THE Modi Government delayed and suppressed the data from the National Crime Records Bureau for a whole year. Finally, it has released 2017 data in 2019. The NCRB had pleaded earlier that the delay was in part due to the need to collect and organise the data under certain new sub-heads including lynchings and khap-ordered killings. But the data collected by NCRB under the sub-heads mob lynching, murder by influential people and killing ordered by khap panchayat have not been published!
It is significant that recently, RSS chief Mohan Bhagwat declared that ‘lynchings’ are a Western construct and should not be used ‘defame’ India. To be clear, he did not say that Indians ought not to lynch: he merely sought to brand those expressing outrage at the lynchings as “anti-nationals” out to “defame” India.
While the NCRB has suppressed data relating to lynchings, it has created a new category – of “anti-national crimes”! The NCRB data also shows evidence of the use of the ‘sedition’ law to persecute dissenting voices. The total number of sedition cases increased from 35 in 2016 to 51 in 2017, where 228 persons were arrested by the police, as compared to 48 in 2016. Assam, which reported no case of sedition in 2016, registered 19 cases in 2017 Assam recorded the highest number of sedition cases followed by Haryana, Himachal Pradesh, Odisha and Tamil Nadu.

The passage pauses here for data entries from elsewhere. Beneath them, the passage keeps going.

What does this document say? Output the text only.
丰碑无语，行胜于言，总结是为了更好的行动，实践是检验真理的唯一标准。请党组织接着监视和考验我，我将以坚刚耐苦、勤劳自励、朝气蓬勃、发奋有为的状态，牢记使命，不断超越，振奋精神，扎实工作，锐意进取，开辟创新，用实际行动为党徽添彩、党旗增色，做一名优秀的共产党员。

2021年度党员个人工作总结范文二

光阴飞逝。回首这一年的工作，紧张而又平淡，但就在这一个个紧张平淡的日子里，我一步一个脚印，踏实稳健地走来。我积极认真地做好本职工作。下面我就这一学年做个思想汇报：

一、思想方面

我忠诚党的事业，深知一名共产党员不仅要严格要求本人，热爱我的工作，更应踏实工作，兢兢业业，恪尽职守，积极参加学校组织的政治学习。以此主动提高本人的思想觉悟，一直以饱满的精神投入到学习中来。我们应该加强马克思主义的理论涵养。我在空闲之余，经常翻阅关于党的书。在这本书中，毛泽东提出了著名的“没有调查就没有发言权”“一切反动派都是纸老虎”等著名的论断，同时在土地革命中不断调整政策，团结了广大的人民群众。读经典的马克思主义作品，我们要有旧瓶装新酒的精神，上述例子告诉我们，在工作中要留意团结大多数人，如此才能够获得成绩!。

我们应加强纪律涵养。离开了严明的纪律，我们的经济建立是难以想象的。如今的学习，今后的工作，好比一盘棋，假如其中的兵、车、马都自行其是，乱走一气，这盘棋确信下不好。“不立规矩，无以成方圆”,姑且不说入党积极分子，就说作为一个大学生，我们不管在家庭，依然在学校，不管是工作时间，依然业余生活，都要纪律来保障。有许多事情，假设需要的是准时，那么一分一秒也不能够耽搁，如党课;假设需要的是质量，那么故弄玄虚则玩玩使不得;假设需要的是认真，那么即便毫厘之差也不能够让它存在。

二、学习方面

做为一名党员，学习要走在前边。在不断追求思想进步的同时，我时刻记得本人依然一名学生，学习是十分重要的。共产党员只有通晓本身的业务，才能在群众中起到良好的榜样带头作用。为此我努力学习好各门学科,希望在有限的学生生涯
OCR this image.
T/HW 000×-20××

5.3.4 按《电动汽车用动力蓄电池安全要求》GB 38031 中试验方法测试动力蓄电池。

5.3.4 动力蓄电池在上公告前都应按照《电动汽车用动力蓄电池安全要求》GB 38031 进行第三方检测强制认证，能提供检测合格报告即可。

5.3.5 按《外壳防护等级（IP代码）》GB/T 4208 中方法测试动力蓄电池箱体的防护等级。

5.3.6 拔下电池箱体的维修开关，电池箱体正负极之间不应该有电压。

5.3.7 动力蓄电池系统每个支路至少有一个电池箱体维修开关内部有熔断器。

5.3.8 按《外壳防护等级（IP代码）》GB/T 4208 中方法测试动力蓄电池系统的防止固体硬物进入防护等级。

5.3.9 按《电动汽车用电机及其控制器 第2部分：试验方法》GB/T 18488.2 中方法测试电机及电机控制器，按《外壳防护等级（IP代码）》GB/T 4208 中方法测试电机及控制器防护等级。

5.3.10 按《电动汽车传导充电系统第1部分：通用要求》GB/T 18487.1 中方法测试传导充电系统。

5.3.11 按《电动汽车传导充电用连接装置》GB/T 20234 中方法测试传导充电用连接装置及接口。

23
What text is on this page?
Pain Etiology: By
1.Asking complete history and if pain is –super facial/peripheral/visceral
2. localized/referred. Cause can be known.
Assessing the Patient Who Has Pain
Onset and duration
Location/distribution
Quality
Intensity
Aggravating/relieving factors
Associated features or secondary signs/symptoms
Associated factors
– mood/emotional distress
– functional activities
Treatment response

In the same vein as Bhagwat, India’s Home Minister Amit Shah recently declared that “Western” standards of human rights cannot be “blindly” applied to India, since “There is no bigger violation of human rights than those affected by militants in Kashmir or Naxals.” What did Shah mean, exactly? International human rights norms have always held militants and non-state actors accountable, and have defined every attack on non-combatants and civilians as a violation of human rights. What Shah means is that since militants violate human rights, it would be “anti-Indian” to hold Indian law-enforcement forces and armed personnel accountable for custodial killings in conflict areas. In other words, what he implies is that it is anti-Indian to demand respect for human rights from forced engaged in conflicts with “Maoists” and “Kashmiri militants.”
Remember, Shah himself is the first Home Minister of India who has been accused in cases of custodial killing of three persons, and also of illegal spying on a woman. For the National Human Rights Commission (NHRC) to have invited Shah to address it, is a tragic irony.
Meanwhile, the Jammu and Kashmir administration – which is directly controlled by Home Minister Amit Shah – has wound up seven commissions including the Jammu and Kashmir State Human Rights Commission (SHRC), State Commission for Protection of Women and Child Rights (SCPWCR), and State Commission for Persons with Disabilities (SCPwD).